The Library’s Card Catalog
To find the book in the public library, you first go to the card catalog. Once you go to the card catalog, you can efficiently and easily find the book you are looking for. Once you have quickly and efficiently searched the card catalog, you then know where to go in the stacks to find your book.
Then, once you have found your book, you search through the index of the book in the back of the book in order to find the detailed, specific information you are looking for.
You can do this search quickly, efficiently, and economically in a public library. It is done every day.
A Card Catalog for the Data Lake
You need to be able to do the same thing with your data lake. What you need is a card catalog for your data lake. You have a huge number of documents stashed away in your data lake. You need to be able to search your data lake at the document level and at the detailed item level in order to be able to find what you are looking for.

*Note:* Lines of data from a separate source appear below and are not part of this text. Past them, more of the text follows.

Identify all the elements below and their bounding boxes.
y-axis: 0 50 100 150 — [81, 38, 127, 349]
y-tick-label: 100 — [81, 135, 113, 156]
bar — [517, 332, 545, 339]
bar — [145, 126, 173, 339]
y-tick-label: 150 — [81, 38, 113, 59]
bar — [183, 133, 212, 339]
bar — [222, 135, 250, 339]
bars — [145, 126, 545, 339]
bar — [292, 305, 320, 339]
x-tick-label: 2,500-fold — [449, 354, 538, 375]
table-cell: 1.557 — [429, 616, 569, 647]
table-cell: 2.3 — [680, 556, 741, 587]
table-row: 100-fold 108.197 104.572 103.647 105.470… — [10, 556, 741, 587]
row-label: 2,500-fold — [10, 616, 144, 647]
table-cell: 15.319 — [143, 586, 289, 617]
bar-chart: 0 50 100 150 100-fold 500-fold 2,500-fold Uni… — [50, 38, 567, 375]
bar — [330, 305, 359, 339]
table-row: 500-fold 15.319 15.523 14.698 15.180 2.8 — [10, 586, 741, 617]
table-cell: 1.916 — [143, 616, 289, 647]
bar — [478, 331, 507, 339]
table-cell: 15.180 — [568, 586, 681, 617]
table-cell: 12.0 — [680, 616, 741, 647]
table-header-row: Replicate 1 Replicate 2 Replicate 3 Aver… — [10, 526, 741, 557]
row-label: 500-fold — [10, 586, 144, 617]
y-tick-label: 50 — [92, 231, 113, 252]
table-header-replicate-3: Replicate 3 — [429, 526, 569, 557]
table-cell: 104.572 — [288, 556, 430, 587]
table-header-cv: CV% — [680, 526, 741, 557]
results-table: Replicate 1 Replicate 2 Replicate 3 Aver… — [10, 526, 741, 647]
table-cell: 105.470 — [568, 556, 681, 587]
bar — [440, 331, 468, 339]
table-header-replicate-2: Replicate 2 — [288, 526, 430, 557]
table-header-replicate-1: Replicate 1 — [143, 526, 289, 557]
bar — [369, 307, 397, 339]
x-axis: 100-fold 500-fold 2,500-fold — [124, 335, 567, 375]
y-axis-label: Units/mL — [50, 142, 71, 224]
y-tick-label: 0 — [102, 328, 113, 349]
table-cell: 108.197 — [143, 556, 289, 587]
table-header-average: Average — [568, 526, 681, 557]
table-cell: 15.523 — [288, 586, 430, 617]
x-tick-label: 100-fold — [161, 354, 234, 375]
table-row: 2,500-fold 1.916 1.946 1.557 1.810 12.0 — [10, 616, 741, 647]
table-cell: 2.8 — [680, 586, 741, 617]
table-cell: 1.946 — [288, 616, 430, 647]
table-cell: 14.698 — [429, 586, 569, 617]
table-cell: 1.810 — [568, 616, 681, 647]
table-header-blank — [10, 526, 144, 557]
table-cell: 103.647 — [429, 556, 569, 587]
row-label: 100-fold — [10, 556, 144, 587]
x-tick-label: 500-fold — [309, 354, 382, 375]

Technology for the Card Catalog
Fortunately, there is technology that produces both levels of information for you. Textual ETL produces a two-level index scheme that becomes the card catalog and the detailed document index for your data lake.
The component of ETL that produces the catalog is called ECL— extract/classify/load. The component of ETL that produces the lower-level document indexing is simply called ETL— extract/transform/load.
How Textual ETL Works
Textual ETL works in a simple manner. Raw textual documents are read and are transformed into a data base. The data base is a two-level data base— one at a high level for identifying documents, and one at a low level identifying the detail in those documents.
The card catalog and the index allow you to find many details that reside in your documents with ease and efficiency.
An Asset
With your card catalog built, you can now start to find your way through the data lake. The amount of time and money you save only grows over time. Now, the data lake turns into an asset, not a liability.
The exact amount of time and money you save will only grow over time as the data lake itself grows. But the amount of time and money saved is significant.
Now, you can slay the document beast that is sitting in your data lake.